Selon Xinhe Zhang, auteur principal de l’étude à l’Université de Cambridge, les personnes diagnostiquées à des âges différents suivent des trajectoires de développement distinctes et présentent des profils génétiques sous-jacents différents :

« Les personnes diagnostiquées autistes à un âge plus précoce et plus tard dans la vie suivent des chemins de développement différents et ont des profils génétiques sous-jacents. »

Xinhe Zhang, auteur principal de l’étude, Université de Cambridge

L’étude révèle que les enfants diagnostiqués précocement ont tendance à manifester davantage de difficultés dans les interactions sociales. À l’inverse, ceux qui reçoivent un diagnostic plus tard présentent plus fréquemment des difficultés sociales et comportementales à l’adolescence. De plus, le profil génétique moyen des personnes diagnostiquées tardivement est plus susceptible de présenter des liens avec le TDAH ou des troubles de santé mentale tels que la dépression et le trouble de stress post-traumatique, comparativement à ceux diagnostiqués dans la petite enfance.

Les chercheurs soulignent que le manque de soutien pendant les premières années de la vie pourrait jouer un rôle important dans l’augmentation du risque de problèmes de santé mentale chez les personnes diagnostiquées plus tard, notamment en les rendant plus vulnérables au harcèlement avant d’avoir un diagnostic. Ils suggèrent que certains facteurs génétiques pourraient également contribuer à ce risque accru.

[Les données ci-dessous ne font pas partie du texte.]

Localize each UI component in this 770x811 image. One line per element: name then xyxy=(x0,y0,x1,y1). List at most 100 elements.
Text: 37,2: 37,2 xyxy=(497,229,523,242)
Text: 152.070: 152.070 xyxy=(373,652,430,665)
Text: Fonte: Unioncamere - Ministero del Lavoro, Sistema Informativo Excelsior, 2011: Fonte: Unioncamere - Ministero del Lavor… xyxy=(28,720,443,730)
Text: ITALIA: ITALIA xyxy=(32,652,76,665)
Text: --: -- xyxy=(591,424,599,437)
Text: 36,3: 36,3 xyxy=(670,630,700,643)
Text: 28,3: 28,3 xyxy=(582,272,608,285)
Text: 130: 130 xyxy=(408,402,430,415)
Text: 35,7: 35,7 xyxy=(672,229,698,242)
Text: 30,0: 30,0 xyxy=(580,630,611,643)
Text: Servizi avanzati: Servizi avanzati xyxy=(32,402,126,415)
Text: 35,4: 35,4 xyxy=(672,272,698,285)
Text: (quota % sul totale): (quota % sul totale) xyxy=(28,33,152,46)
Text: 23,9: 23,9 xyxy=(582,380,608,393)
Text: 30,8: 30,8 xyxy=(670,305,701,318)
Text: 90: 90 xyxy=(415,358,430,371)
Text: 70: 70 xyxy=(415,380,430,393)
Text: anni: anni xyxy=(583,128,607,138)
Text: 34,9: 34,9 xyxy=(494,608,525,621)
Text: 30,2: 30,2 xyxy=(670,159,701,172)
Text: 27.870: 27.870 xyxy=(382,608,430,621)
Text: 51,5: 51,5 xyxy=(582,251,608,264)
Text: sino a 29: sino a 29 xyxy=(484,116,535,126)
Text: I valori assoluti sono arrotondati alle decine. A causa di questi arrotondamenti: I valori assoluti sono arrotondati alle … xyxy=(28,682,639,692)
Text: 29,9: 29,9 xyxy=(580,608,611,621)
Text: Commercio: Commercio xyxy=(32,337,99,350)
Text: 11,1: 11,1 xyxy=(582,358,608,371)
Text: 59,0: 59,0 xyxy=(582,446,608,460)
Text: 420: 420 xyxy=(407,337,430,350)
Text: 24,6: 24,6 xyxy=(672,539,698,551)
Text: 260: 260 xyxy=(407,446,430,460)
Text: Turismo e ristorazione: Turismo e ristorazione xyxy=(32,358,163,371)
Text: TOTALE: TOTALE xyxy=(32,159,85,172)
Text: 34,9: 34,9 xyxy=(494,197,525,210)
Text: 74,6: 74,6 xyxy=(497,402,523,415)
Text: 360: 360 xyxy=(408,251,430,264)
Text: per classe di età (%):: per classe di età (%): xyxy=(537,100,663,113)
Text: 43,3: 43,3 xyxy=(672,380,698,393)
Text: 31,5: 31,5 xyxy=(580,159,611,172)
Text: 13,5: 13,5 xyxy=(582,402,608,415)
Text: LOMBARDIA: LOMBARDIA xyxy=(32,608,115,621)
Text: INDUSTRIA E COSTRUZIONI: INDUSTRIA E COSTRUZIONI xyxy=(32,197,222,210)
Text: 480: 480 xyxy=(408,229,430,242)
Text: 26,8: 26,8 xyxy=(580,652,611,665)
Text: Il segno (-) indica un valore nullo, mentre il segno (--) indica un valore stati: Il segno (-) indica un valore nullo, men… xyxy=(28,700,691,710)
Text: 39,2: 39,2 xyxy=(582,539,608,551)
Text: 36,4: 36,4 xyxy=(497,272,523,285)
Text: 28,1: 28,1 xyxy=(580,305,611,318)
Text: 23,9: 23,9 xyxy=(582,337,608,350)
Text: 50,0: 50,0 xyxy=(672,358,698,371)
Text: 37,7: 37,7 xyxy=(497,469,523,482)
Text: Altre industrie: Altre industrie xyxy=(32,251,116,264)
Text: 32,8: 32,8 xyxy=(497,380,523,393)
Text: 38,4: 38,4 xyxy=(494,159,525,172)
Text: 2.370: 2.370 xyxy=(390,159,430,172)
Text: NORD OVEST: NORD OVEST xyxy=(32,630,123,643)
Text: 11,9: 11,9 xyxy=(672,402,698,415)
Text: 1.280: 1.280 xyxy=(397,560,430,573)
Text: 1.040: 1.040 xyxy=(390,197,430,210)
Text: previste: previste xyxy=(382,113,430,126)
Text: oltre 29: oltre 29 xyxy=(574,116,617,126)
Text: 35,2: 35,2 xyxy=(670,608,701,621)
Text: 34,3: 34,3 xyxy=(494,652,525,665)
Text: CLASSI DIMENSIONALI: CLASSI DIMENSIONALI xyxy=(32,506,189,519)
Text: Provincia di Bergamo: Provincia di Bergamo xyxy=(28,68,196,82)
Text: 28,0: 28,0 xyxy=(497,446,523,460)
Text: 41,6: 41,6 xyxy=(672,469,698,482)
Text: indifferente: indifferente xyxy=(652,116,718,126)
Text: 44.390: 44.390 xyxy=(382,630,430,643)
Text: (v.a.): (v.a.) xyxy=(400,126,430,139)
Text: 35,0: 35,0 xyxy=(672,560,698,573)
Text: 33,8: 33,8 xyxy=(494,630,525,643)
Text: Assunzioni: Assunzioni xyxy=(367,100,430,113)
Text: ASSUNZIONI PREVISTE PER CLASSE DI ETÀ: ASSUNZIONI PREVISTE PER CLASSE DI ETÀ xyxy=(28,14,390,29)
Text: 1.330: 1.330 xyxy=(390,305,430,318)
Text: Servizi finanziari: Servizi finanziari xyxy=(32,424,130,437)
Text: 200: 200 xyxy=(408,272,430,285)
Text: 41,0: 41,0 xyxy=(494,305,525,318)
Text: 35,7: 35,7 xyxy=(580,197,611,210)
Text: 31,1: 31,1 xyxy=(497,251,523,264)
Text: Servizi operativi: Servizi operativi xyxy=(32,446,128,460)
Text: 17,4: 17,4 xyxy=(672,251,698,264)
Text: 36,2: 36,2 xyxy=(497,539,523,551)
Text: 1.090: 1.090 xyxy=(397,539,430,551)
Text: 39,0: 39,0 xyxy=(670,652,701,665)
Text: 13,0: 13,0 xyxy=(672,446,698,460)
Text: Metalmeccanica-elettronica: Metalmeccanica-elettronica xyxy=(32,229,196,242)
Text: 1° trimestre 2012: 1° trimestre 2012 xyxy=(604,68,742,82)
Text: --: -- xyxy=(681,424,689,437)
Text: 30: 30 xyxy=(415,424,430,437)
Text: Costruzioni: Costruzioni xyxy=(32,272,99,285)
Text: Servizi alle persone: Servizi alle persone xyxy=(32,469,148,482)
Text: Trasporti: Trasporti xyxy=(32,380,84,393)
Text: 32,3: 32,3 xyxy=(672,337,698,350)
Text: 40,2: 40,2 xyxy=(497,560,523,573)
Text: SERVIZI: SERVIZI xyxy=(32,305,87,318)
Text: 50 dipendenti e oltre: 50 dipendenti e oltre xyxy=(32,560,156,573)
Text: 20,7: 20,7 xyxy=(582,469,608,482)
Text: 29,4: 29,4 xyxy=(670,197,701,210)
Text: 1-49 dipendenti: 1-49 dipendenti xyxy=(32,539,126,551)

L’étude s’est concentrée sur les facteurs polygéniques, c’est-à-dire l’ensemble de milliers de variantes génétiques qui, combinées, peuvent influencer des traits spécifiques. Les chercheurs ont constaté que ces facteurs polygéniques, généralement héritables, expliquent environ 11 % de la variation de l’âge au moment du diagnostic de l’autisme.

Selon l’équipe de recherche, ces découvertes ont des implications importantes pour la manière dont nous conceptualisons, étudions et soutenons les personnes autistes. Elles suggèrent que les variations génétiques et développementales influencent le moment et la manière dont les traits autistiques se manifestent, expliquant pourquoi certaines personnes reçoivent un diagnostic plus tard dans la vie. Varun Warrier, co-auteur principal de l’étude, du département de psychiatrie de Cambridge, précise :

« Certaines influences génétiques prédisposent les personnes à présenter des traits autistiques dès le plus jeune âge, ce qui peut faciliter leur identification et conduire à un diagnostic plus précoce. »

Varun Warrier, co-auteur principal de l’étude, Université de Cambridge

Il ajoute :

« Dans d’autres cas, les influences génétiques peuvent modifier quels traits autistiques apparaissent et quand. Certains de ces enfants peuvent présenter des traits que leurs parents ou tuteurs ne détectent pas avant qu’ils ne provoquent une détresse importante à la fin de l’enfance ou à l’adolescence. »

Varun Warrier, co-auteur principal de l’étude, Université de Cambridge

Les chercheurs estiment qu’il est essentiel de concentrer les recherches sur la compréhension de la manière dont les caractéristiques de l’autisme se manifestent, non seulement dans la petite enfance, mais aussi plus tard, pendant l’enfance et l’adolescence. Une meilleure compréhension de ces mécanismes pourrait permettre d’améliorer la reconnaissance, le diagnostic et le soutien aux personnes autistes de tous âges.